Se gioventù sapesse

Ieri passeggiavo per Testaccio con un gruppo composto prevalentemente da architetti e ho sentito che parlavano fra loro degli anni universitari e delle aspettative che alcuni docenti avevano creato in loro. Considerando che praticamente nessuno del loro gruppo di amici aveva poi fatto carriera nell’ambito dell’architettura, l’argomento portante del discorso era: i nostri professori non avrebbero dovuto lasciarci intendere che avremmo cambiato il mondo, che avremmo lavorato a progetti avveniristici capaci di ridisegnare le nostre città. Avrebbero più onestamente dovuto prepararci a un lavoro al catasto, alle occupazioni più modeste che realisticamente i nostri studi oggi, qui, potevano aprirci.

Immaginerete quanto familiare mi sia suonato questo discorso. Anche noi, all’università, volevano cambiare il mondo. Certo, più modestamente ci saremmo limitati ai libri di storia e al sistema accademico italiano, ma era pur sempre un cambiamento che si è rivelato molto al di là della nostra portata. Mi sono chiesta allora, ieri mattina, se mi sentivo di condividere quell’argomentazione, che a mio tempo ho sostenuto io stessa decine e decine di volte, identica.

Consapevole di semplificare molto la questione che semplice non è (ma questo è un blog, quindi io lo scrivo e voi lo leggete per puro amore di discussione, pour parler), direi che no, non la condivido questa argomentazione. Io credo che a vent’anni si deve essere convinti di poter cambiare il mondo e se i ventenni non ne sono già convinti di loro, sta a chi li educa portarceli. Ma questo non prepara alle professioni, direte voi (e tante volte ho detto anch’io). Questo crea generazioni di giovani immaturi troppo ambiziosi ed arroganti, restii ad assumersi le loro responsabilità e irrimediabilmente choosy. E qui, quando io stesso l’ho detto, mi sbagliavo. La maturità, l’assunzione di responsabilità, la propensione al sacrificio in vista di qualcosa di cui vale la pena davvero, non si insegna abbassando l’orizzonte e trasmettendo cinismo e limitatezza. Per tutte quelle cose conta solo l’esempio e magari è rispetto a questo, e non per i discorsi ideali, che i docenti universitari (ma non solo loro) troppo spesso zoppicano gravemente.

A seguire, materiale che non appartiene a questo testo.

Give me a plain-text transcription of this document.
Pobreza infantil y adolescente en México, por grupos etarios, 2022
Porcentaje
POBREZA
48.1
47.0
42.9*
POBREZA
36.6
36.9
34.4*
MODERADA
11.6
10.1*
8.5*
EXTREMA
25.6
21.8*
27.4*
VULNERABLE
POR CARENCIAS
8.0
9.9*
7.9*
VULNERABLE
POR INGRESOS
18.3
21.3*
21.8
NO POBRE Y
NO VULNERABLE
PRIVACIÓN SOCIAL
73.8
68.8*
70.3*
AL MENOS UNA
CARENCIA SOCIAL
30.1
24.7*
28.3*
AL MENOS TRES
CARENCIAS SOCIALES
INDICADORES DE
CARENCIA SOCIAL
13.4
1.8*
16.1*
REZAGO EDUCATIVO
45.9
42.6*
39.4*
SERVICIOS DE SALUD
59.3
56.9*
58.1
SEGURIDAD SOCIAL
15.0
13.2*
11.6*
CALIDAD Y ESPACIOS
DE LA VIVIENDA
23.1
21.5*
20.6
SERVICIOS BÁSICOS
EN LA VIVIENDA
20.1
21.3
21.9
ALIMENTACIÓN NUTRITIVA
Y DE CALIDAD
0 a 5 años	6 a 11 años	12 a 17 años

Il mondo non bisognerebbe mai smettere di volerlo cambiare. Chi investirebbe tutta la propria anima e tutta la propria mente per essere un competente impiegato? L’unico modo realistico per rialzarsi dopo ogni batosta è guardare alto, in generale. Poi, nel rialzarsi da terra, confido che si impari anche ad essere competenti impiegati, ma possibilmente anche cittadini curiosi, aperti, entusiasti e disposti a rischiare qualcosa di proprio per un bene più grande.

4 pensieri riguardo “Se gioventù sapesse”

  1. Questo mi ispira, anche nei miei anni quaranta, di seguire credendo che io, non in un senso donchisciottesco ma attraverso mezzi compassionevoli, posso cambiare il mondo. Grazie. ~Camilla

  2. Secondo me anche da impiegato del catasto puoi cambiare il mondo. Magari non tutto il pianeta, ma tutto dipende dalla passione con cui fai le cose, dall’attenzione e l’energia che ci metti, dall’impegno, e dall’esempio che dai. Io mi immaginavo diplomatica e sono diventata tutt’altro, sono soddisfatta e orgogliosa del mio lavoro e ho imparato che a volte basta un sorriso, un gesto o una parola per *cambiare il mondo* 🙂

  3. Senza sogni non si va da nessuna parte!!! Penso che il grande male della nostra società sia proprio la sfiducia nella nostra capacità di cambiare il mondo. Un mondo, forse, piccolo, vicino, ma pur sempre un mondo. Il nostro mondo. Non arrendiamoci, a nessuna età. Grazie per la condivisione e buona serata.